1. 9-5 Is a Myth. We Work Night to Night.

Forget everything Temitope from HR told you. In Lagos, your hustle has to hustle. You clock in at 9, but do you get on the road by 5:00 am, and do you really clock out? Never. Between traffic, side gigs, “let’s quickly have a Zoom,” and that random 10:00 PM client call, Lagos turns everyone into a shift worker. Welcome to the 24-hour grind economy, where sleep is a luxury and emails have no bedtime.

2. Only Jesus Can Pay the Rent.

That mini flat in Lekki? It’s not mini in price. By the time you calculate agent fee, legal fee, “consultation” fee, and PTSD from house hunting, only divine intervention can help. Your budget and Lagos rent prices exist in parallel universes. Pro tip: pray, then pay more.

3. There’s No Love in Lagos.

The dating pool is a swamp, and situationships are floaters. Everyone’s either “just chilling,” “figuring it out,” or using you for AC and WiFi. If you find real love in this city, hold it tight. You’ve discovered the 8th wonder of the world.

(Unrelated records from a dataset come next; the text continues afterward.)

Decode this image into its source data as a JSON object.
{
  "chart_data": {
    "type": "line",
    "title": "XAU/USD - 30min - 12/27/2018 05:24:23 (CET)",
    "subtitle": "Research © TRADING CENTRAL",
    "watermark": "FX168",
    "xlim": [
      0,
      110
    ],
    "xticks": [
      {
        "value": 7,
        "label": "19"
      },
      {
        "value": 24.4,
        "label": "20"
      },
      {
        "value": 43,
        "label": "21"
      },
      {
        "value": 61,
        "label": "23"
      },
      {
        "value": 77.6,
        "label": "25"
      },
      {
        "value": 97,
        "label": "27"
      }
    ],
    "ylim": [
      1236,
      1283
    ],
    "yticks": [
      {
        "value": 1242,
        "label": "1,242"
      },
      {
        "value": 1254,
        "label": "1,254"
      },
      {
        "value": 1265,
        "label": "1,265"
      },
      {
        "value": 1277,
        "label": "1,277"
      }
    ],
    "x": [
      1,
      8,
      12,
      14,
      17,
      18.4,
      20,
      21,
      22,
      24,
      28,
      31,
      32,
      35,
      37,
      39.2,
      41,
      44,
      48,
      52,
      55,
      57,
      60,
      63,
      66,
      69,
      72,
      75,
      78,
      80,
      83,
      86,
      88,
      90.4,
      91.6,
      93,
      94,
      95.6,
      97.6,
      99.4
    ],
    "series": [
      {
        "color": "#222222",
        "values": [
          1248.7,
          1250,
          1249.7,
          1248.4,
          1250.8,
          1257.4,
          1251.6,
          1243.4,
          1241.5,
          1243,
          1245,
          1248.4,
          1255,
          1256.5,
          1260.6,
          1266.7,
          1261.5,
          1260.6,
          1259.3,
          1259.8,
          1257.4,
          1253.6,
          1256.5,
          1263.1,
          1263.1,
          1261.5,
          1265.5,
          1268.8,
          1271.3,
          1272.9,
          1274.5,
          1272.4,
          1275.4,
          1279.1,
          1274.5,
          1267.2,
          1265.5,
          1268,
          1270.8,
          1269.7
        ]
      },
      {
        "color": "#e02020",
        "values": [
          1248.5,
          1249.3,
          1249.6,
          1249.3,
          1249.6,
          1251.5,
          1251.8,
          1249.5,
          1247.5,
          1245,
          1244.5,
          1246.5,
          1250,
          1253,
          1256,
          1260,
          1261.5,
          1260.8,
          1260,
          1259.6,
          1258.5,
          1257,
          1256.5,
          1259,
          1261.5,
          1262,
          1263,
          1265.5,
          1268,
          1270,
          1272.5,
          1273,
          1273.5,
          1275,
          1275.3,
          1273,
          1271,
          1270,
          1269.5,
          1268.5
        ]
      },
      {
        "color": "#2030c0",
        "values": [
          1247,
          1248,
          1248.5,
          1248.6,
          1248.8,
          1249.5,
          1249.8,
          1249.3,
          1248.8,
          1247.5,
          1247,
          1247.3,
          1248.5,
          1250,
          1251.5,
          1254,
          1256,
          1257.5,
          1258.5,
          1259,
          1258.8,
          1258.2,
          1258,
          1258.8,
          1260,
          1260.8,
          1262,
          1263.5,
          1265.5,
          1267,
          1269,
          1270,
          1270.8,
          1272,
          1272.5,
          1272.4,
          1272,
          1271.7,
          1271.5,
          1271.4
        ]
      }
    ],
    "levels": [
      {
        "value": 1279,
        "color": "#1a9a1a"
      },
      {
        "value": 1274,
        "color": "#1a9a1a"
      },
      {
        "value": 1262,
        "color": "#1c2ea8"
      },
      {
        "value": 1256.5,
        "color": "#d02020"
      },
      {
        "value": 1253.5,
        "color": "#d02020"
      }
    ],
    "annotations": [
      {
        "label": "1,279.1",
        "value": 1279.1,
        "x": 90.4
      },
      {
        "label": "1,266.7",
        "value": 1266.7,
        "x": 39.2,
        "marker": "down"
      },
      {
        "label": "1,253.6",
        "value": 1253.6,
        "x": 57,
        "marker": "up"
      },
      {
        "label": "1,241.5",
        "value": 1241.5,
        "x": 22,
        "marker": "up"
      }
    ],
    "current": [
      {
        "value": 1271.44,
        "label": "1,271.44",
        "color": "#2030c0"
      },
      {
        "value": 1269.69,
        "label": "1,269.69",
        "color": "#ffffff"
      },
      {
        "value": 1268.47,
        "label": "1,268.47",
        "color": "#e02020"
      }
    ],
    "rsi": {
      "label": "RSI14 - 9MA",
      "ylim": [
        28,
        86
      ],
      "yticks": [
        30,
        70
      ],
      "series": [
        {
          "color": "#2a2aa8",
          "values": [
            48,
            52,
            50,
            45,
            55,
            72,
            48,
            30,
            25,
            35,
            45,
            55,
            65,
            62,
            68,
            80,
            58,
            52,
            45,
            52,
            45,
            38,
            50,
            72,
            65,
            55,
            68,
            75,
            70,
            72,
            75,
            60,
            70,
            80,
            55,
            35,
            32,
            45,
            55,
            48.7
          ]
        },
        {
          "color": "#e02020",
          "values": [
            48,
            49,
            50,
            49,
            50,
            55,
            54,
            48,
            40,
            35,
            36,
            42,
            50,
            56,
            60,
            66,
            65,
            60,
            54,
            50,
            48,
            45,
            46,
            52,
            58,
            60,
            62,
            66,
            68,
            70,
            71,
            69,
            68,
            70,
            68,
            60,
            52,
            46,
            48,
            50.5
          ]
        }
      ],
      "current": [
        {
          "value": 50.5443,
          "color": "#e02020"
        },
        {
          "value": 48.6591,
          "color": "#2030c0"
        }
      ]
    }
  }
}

4. Luxury Isn’t Worth the Price Tag.

That ₦20k amala? That “exclusive” brunch where the juice is mostly ice and vibes? Lagos luxury loves aesthetics more than value. If you don’t mind paying a premium for a soft life that’s not-so-soft, go off. But sometimes, the roadside suya hits harder than that ₦50k seafood platter with a QR code menu.

5. Lagos Roads Are Psychiatric Wards.

Driving here is a full-body workout. You’re dodging potholes, danfos, hawkers, and people who think zebra crossings are decorations. Every road is a mental obstacle course. If your sanity survives the Third Mainland Bridge on a Monday morning, congrats—you’ve earned your stripes.